Duplicate documents are significant issue in context of the Web. Detecting near duplicate documents in a large data set, like the web, is a long standing problem. All the major search engines strive to remove duplicate documents from their search results. In this post I will show you how to create a duplicate detection system using n-grams, MD5 algorithm and Jaccard Coefficient using C#.

Method
One of the simplest and efficient duplicate detection techniques uses n-grams. An n-gram (also referred to as shingle) is a sequence of consecutive words of size 'n'. For instance, the sentence 'Are endorsements keeping Slumdog kids away from school' can be represented in 3-gram phrases as follows:

- Are endorsements keeping
- endorsements keeping Slumdog
- keeping Slumdog kids
- Slumdog kids away
- kids away from
- away from school

These shingles can then be converted to a hash number using MD5 algorithm. Once we have encoded n-grams of the entire document we can then compare them with encoded n-grams of another documents using Jaccard Coefficient.

Code
Using Linq you can perform 'union' and 'intersection' functions in order to calculate Jaccard Coefficient. Here is the code for creating n-grams from 2 documents and calculating Jaccard Coefficient:

public double Detect(string page1, string page2)
{
List s1 = CreateShingles(page1);
List s2 = CreateShingles(page2);

var commonelements = s1.Intersect(s2);
var totalElements = s1.Union(s2);

double jaccardCoef = (Convert.ToDouble(commonelements.Count())) / (Convert.ToDouble(totalElements.Count()));

return jaccardCoef;
}

You can implement your own MD5 algorithm but many languages provide built-in functionality to use MD-5. In C# you can use MD5 function using System.Security.Cryptography. Here is the code:

public string CalculateMD5Hash(string input)
{
// step 1, calculate MD5 hash from input
MD5 md5 = System.Security.Cryptography.MD5.Create();
byte[] inputBytes = System.Text.Encoding.ASCII.GetBytes(input);
byte[] hash = md5.ComputeHash(inputBytes);

// step 2, convert byte array to hex string
StringBuilder sb = new StringBuilder();
for (int i = 0; i < hash.Length; i++) { sb.Append(hash[i].ToString("X2")); } return sb.ToString(); }

The 'input' here is the 3-gram phrase. Here is the complete Code.
In case if you just like to see how it works, here is the executable file.

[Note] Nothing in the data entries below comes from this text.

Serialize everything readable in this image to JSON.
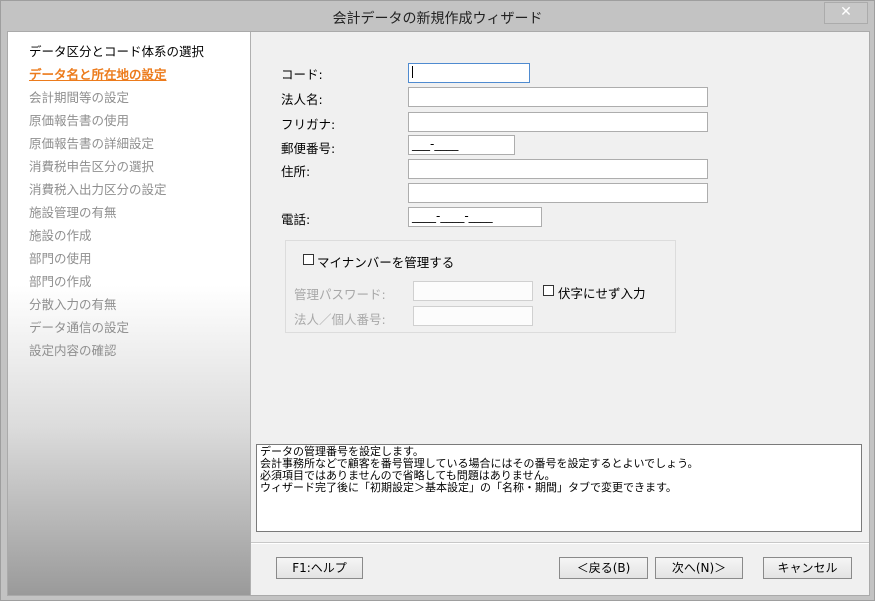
{
  "window": {
    "title": "会計データの新規作成ウィザード",
    "close_symbol": "✕"
  },
  "steps": [
    "データ区分とコード体系の選択",
    "データ名と所在地の設定",
    "会計期間等の設定",
    "原価報告書の使用",
    "原価報告書の詳細設定",
    "消費税申告区分の選択",
    "消費税入出力区分の設定",
    "施設管理の有無",
    "施設の作成",
    "部門の使用",
    "部門の作成",
    "分散入力の有無",
    "データ通信の設定",
    "設定内容の確認"
  ],
  "form": {
    "code_label": "コード:",
    "company_label": "法人名:",
    "furigana_label": "フリガナ:",
    "postal_label": "郵便番号:",
    "postal_value": "___-____",
    "address_label": "住所:",
    "phone_label": "電話:",
    "phone_value": "____-____-____",
    "mynumber_label": "マイナンバーを管理する",
    "password_label": "管理パスワード:",
    "mask_label": "伏字にせず入力",
    "corp_number_label": "法人／個人番号:"
  },
  "info": {
    "lines": [
      "データの管理番号を設定します。",
      "会計事務所などで顧客を番号管理している場合にはその番号を設定するとよいでしょう。",
      "必須項目ではありませんので省略しても問題はありません。",
      "ウィザード完了後に「初期設定＞基本設定」の「名称・期間」タブで変更できます。"
    ]
  },
  "buttons": {
    "help": "F1:ヘルプ",
    "back": "＜戻る(B)",
    "next": "次へ(N)＞",
    "cancel": "キャンセル"
  }
}
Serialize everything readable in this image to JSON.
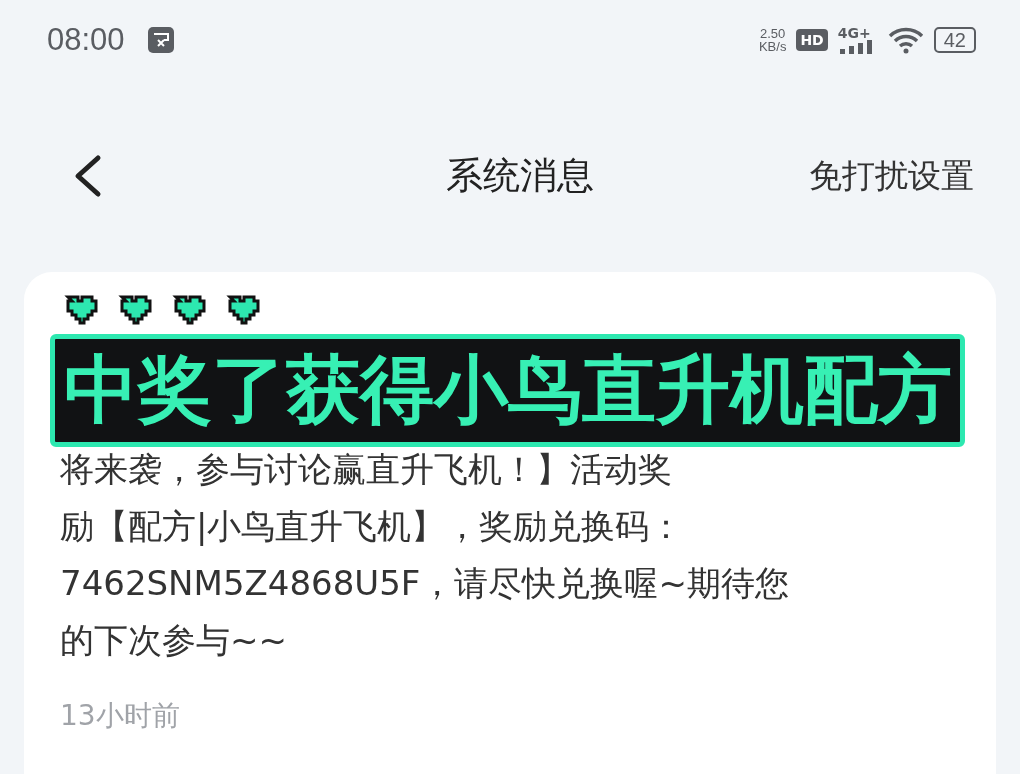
{
  "status_bar": {
    "time": "08:00",
    "speed_value": "2.50",
    "speed_unit": "KB/s",
    "hd_badge": "HD",
    "network": "4G+",
    "battery": "42"
  },
  "nav_bar": {
    "back": true,
    "title": "系统消息",
    "action": "免打扰设置"
  },
  "message": {
    "lines": [
      "将来袭，参与讨论赢直升飞机！】活动奖",
      "励【配方|小鸟直升飞机】，奖励兑换码：",
      "7462SNM5Z4868U5F，请尽快兑换喔~期待您",
      "的下次参与~~"
    ],
    "time": "13小时前"
  },
  "caption": {
    "text": "中奖了获得小鸟直升机配方"
  }
}
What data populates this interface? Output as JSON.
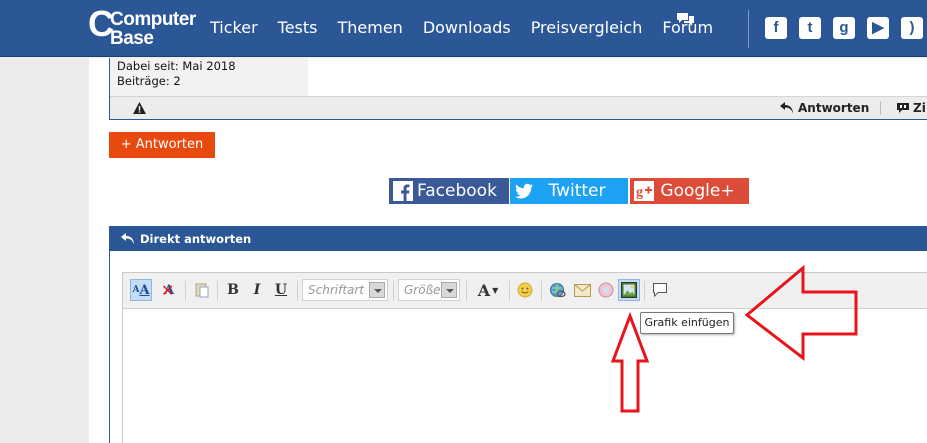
{
  "header": {
    "logo_line1": "Computer",
    "logo_line2": "Base",
    "nav": [
      "Ticker",
      "Tests",
      "Themen",
      "Downloads",
      "Preisvergleich",
      "Forum"
    ],
    "social_icons": [
      "facebook-icon",
      "twitter-icon",
      "googleplus-icon",
      "youtube-icon",
      "rss-icon"
    ],
    "brand_color": "#2b5797"
  },
  "post": {
    "joined": "Dabei seit: Mai 2018",
    "posts": "Beiträge: 2",
    "reply_label": "Antworten",
    "quote_label": "Zi"
  },
  "reply_button": "+ Antworten",
  "share": {
    "facebook": "Facebook",
    "twitter": "Twitter",
    "googleplus": "Google+"
  },
  "direct_reply": {
    "title": "Direkt antworten",
    "font_placeholder": "Schriftart",
    "size_placeholder": "Größe",
    "tooltip": "Grafik einfügen"
  },
  "colors": {
    "accent": "#e8490f",
    "annotation": "#e8141c"
  }
}
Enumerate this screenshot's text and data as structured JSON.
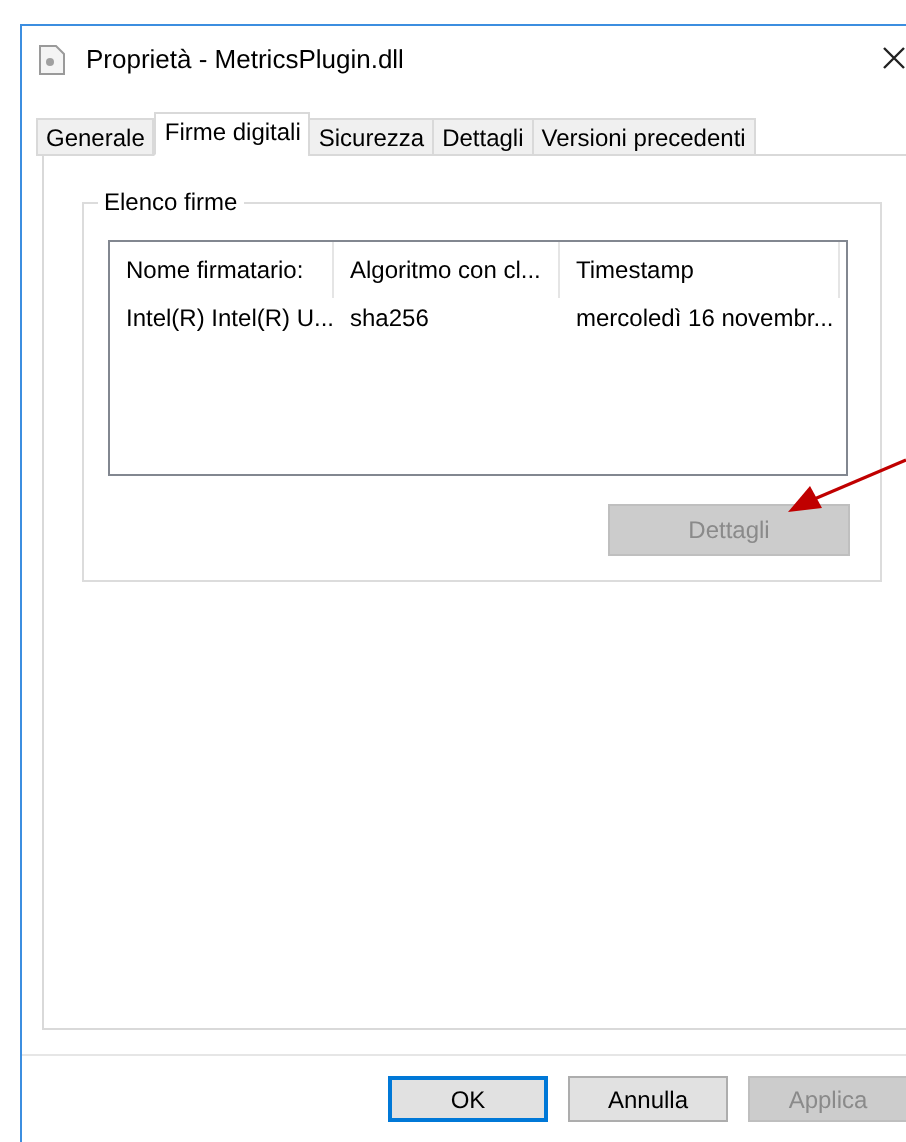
{
  "window": {
    "title": "Proprietà - MetricsPlugin.dll"
  },
  "tabs": [
    {
      "label": "Generale",
      "selected": false
    },
    {
      "label": "Firme digitali",
      "selected": true
    },
    {
      "label": "Sicurezza",
      "selected": false
    },
    {
      "label": "Dettagli",
      "selected": false
    },
    {
      "label": "Versioni precedenti",
      "selected": false
    }
  ],
  "signatures": {
    "group_title": "Elenco firme",
    "columns": [
      "Nome firmatario:",
      "Algoritmo con cl...",
      "Timestamp"
    ],
    "rows": [
      {
        "cells": [
          "Intel(R) Intel(R) U...",
          "sha256",
          "mercoledì 16 novembr..."
        ],
        "selected": false
      }
    ],
    "details_button": {
      "label": "Dettagli",
      "disabled": true
    }
  },
  "buttons": [
    {
      "label": "OK",
      "default": true,
      "disabled": false
    },
    {
      "label": "Annulla",
      "default": false,
      "disabled": false
    },
    {
      "label": "Applica",
      "default": false,
      "disabled": true
    }
  ]
}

The program just look for words in the web pages being compared. This may lead to slightly erratic results due to the text ads within the main content. Since some text ads change on every refresh the duplication percentage may differ by a few decimal points every time the two pages are compared.

A better way is to extract the main content from the web pages and then extract individual words from it.